Happy New Year

I became quite delinquent in updating my blog last year. I’m going to try to do better in 2022.

I wonder how we would have reacted in March 2020 if we’d known that, two years later, we would still be in the heart of the pandemic and in more-or-less total lockdown. I’m pretty sure we wouldn’t have been very enthusiastic about the prospect. And yet, here we are. Working from home is the new normal for me and, I have to say, I don’t mind it at all. Quite like it in fact. I’ll probably never go back to the office full time again. My physical office has been given to someone else and, although I still have a phone extension there, it’s all virtual.

When the weather was milder we occasionally went to some local restaurants if we could eat out-of-doors, but a cold spell descended upon us last weekend. I haven’t been out of the house this year except to go to the mailbox, which is basically in our front yard. We mask up to go to the grocery store, although I might go back to ordering online for car delivery until we get past this…what is it, the sixth wave? For some strange reason last night, my dream-mind kept trying to recite the Greek alphabet.

We had a quiet holiday break. Back when it looked like the pandemic was easing up, we’d thought we might go to California to visit family, but once Omicron took hold we decided to stay put. We cooked meals, watched streaming, teleconferenced with family, and got some work done. I wrote and submitted a few short stories and did research for others. I also had to set up a new writing PC, which was a pain, but at least I don’t have to worry about the noises my 10-year old computer was making any more.

My to-do list for the first part of 2022 includes three more short stories to be written and two novellas, including one for Dissonant Harmonies II. I also hope to have some exciting news to announce next week.

A couple of nights ago, we watched Anxious People on Netflix. It’s based on the novel of the same name by Swedish author Fredrik Backman. At six 30-minute episodes, it makes for good binge-ing. It’s about a bank robber who flees the scene and takes a group of people attending a realtor’s open house hostage in a small Swedish town. The police force consists of a man and his son. When the hostage situation is resolved, the kidnapper has mysteriously vanished and the former hostages seem unusually reluctant to provide any details. It’s a heart-warming comedy about trying to do the right thing despite what the rules tell you to do. Quite charming.

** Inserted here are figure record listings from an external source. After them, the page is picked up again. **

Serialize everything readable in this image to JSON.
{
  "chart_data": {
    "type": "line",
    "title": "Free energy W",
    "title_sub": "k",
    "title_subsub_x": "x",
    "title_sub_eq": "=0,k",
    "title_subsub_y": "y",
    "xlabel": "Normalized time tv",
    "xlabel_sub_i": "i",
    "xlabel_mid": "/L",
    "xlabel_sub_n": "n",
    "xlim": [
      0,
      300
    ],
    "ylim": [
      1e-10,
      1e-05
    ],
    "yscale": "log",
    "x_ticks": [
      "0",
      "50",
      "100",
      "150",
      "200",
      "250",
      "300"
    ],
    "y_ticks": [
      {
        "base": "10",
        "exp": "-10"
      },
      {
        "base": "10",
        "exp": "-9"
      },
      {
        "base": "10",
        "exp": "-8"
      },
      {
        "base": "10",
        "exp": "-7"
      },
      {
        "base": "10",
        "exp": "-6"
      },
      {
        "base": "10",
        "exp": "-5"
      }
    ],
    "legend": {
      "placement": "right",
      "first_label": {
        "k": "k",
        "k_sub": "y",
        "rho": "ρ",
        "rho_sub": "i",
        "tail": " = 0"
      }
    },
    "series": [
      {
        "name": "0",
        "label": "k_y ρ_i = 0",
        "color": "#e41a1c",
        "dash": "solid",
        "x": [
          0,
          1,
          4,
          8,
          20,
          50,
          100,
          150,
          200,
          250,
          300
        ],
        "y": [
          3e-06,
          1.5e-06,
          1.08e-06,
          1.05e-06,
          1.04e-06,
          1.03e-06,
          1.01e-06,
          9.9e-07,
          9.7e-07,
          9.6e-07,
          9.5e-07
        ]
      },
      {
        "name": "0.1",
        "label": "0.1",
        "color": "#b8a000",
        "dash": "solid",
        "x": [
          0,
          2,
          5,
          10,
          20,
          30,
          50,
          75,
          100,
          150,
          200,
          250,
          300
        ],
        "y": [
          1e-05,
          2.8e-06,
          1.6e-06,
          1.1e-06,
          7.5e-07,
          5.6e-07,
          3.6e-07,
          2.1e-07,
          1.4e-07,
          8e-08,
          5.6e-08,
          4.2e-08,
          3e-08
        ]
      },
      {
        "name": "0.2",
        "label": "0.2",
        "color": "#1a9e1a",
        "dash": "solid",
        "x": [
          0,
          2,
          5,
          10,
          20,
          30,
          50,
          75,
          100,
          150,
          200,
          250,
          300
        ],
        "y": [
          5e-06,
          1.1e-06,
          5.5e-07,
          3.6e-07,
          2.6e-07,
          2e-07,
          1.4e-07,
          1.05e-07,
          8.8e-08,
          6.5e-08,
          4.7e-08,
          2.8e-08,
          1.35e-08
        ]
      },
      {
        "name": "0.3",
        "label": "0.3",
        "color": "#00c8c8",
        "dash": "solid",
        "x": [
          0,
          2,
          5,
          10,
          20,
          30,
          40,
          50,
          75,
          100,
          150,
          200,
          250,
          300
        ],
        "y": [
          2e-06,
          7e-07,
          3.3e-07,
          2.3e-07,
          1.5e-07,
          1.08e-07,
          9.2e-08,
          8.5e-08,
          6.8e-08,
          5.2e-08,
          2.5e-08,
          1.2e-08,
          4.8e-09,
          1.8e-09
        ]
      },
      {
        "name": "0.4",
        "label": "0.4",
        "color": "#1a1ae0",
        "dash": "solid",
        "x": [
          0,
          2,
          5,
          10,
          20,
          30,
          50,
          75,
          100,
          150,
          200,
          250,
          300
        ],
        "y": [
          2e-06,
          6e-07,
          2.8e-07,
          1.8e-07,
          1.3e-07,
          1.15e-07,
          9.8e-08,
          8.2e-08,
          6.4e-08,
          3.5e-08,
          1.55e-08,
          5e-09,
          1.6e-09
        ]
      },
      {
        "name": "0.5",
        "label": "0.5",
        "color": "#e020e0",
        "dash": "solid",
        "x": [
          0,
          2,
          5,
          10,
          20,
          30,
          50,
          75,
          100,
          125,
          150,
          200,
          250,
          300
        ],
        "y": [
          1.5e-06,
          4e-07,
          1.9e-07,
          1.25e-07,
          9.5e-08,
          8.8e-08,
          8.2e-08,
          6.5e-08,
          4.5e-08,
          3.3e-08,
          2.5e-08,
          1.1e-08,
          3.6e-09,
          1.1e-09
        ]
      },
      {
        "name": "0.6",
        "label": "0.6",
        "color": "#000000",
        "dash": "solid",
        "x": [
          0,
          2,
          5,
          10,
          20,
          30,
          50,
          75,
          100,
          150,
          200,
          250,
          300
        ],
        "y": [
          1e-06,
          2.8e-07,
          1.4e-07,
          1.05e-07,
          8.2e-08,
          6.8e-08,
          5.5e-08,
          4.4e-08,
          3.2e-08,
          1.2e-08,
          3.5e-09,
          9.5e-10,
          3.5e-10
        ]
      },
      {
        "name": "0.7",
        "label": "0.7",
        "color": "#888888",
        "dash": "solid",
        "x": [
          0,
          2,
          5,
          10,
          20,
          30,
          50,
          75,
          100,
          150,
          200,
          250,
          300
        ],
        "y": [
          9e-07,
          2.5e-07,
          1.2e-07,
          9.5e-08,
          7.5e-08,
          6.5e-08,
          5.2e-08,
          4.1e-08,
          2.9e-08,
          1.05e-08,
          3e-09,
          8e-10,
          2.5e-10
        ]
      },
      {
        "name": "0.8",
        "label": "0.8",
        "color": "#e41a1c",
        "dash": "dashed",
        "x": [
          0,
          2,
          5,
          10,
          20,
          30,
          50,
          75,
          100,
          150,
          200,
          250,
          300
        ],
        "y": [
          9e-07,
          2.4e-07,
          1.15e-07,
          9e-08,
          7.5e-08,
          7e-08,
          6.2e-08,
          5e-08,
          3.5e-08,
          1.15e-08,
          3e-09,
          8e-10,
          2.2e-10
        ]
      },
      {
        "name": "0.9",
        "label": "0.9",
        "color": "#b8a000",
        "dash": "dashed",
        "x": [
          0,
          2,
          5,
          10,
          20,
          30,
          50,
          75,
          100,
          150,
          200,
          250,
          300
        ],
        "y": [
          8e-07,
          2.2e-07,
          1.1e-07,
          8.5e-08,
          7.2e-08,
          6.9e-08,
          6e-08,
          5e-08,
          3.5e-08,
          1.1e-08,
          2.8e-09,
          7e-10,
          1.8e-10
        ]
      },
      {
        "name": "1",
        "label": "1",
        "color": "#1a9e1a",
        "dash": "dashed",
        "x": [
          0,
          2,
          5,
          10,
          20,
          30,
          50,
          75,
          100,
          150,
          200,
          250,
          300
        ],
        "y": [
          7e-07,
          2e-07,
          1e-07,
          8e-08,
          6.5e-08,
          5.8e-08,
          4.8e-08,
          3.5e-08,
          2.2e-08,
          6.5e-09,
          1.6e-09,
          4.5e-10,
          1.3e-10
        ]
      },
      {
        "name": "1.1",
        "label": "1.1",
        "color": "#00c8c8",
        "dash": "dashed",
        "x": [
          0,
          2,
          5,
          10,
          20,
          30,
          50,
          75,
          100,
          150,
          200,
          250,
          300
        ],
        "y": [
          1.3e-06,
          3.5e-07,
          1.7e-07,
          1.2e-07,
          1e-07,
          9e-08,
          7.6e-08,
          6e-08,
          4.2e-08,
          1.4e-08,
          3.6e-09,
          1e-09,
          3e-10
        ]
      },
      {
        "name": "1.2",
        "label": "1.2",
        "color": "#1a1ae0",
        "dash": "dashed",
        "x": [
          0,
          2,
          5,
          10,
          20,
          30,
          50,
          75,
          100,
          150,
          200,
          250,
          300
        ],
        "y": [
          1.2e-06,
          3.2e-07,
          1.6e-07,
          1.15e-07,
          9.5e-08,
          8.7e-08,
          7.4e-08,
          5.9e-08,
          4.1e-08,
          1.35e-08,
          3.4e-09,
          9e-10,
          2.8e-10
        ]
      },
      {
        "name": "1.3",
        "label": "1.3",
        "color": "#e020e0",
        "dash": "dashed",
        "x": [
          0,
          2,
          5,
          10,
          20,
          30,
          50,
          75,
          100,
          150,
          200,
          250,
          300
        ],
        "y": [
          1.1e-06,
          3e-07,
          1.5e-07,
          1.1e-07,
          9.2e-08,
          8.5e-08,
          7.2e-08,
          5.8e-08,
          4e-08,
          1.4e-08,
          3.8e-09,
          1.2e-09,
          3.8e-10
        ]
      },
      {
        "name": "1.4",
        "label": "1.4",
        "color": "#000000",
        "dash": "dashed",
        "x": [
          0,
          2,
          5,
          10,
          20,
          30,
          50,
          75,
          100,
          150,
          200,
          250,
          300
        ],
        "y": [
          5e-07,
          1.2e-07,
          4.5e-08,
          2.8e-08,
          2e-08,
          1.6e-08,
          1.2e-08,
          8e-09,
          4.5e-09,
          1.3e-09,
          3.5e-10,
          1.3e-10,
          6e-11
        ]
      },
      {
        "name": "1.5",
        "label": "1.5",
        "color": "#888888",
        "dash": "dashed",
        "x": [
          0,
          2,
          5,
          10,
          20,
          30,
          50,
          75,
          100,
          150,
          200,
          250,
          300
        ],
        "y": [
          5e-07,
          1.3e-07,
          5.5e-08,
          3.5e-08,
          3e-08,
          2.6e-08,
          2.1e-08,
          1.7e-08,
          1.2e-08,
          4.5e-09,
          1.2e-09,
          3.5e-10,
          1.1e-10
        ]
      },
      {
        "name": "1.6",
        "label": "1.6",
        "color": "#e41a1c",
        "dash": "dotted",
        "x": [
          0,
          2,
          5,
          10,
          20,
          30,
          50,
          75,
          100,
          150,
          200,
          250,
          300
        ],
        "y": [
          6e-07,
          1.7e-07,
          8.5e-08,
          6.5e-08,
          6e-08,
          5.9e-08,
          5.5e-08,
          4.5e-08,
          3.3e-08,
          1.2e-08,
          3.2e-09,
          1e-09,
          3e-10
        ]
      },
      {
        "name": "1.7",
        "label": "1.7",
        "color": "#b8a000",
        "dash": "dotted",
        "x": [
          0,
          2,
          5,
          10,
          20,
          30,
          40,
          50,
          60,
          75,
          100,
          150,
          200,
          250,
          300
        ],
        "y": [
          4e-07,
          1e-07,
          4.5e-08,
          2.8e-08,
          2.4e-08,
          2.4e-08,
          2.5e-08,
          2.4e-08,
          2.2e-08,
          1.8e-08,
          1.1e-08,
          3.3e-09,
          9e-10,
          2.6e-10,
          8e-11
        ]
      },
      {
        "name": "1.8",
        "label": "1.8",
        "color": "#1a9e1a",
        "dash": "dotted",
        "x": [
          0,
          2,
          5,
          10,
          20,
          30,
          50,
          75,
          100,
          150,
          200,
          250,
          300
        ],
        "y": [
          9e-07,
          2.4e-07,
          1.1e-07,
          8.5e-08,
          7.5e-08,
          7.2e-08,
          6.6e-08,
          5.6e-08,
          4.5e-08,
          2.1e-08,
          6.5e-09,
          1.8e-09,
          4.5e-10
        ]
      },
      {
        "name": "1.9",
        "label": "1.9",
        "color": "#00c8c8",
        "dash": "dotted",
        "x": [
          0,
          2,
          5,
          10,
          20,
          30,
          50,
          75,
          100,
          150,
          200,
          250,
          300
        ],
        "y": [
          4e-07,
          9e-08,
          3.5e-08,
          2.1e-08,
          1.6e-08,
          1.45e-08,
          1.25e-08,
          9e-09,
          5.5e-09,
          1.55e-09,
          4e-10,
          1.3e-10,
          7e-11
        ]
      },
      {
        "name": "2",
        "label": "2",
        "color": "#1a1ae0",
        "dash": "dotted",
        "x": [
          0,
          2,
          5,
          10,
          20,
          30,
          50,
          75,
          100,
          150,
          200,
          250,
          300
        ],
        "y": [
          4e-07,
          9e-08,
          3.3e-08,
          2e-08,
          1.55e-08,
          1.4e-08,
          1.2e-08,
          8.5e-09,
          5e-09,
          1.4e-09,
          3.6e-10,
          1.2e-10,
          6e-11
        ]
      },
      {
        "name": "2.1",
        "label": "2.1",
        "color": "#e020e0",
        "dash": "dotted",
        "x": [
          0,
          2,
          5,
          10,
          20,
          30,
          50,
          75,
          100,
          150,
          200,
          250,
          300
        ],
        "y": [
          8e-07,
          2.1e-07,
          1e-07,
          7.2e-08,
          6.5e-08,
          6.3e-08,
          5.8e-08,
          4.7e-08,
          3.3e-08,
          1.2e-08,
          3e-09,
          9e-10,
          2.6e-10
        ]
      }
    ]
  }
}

Our major binge over the holidays was the 16-episode Korean melodrama Crash Landing on You. Sixteen 90-minute episodes, so it was quite a commitment. It’s about a Korean woman named Yoon Suri, head of her own fashion business and daughter of a wealthy businessman who has to assign a new head of his company after he’s released from prison for financial crimes. Shortly after he makes his decision (in addition to Suri, he has two older sons), while testing out a paraglider for her business, Suri is caught in an unusual storm and blown all the way into the DMZ between the Koreas, where she encounters a North Korean army captain. For various reasons, he decides to hide her from the government and try to get her back home. It’s a high-stakes dramedy (people can die) with lots of humor, too. The captain has four underlings who are terribly amusing, and the women in his village are hilarious. There are tons of complications to fill the 24 hours of the season, including a terrific villain we grew to loathe. It was interesting to see something set in that culture, about which we know so little. North Korean defectors served as consultants to help them get the details of their country as right as fiction will allow. The storytelling style was interesting, too. Flashbacks occurred without warning, which meant it took some time to orient ourselves to when something was happening, and they often revisited a scene we’d already seen, but either with more detail or from another character’s perspective. It was campy at times, and occasionally too repetitive, but we enjoyed it, often watching four or more episodes in a sitting. A number of scenes take place in Zurich, Switzerland, where I lived for a while in the late 1980s, so it was fun to see places I recognized in that city, as well as the familiar blue-and-white trams.

Publication news: My short story “The House of Sad Sounds” is now available in the anthology Road Kill: Texas Horror by Texas Writers, Vol. 6  and “Kane and Averill” came out this week in Black Cat Weekly #18. As the title indicates, the latter features my series detective Benjamin Kane.

I recently finished reading two books, one just after Christmas and one last night. They were The Man From Mittelwerk by M. Z. Urlocker, which comes out in April, and The Joy and Light Bus Company, the latest #1 Ladies’ Detective Agency novel by Alexander McCall Smith. I met Zack Urlocker (the Z. in M. Z. — M. is his brother Michael) at Bouchercon in Dallas in the beforetimes and we had a nice time chatting at dinner during one of the events. The novel is an interesting blend of war story, noir, cosmic horror and whodunit. I provided them with a blurb, something I’ve only done a few times in the past.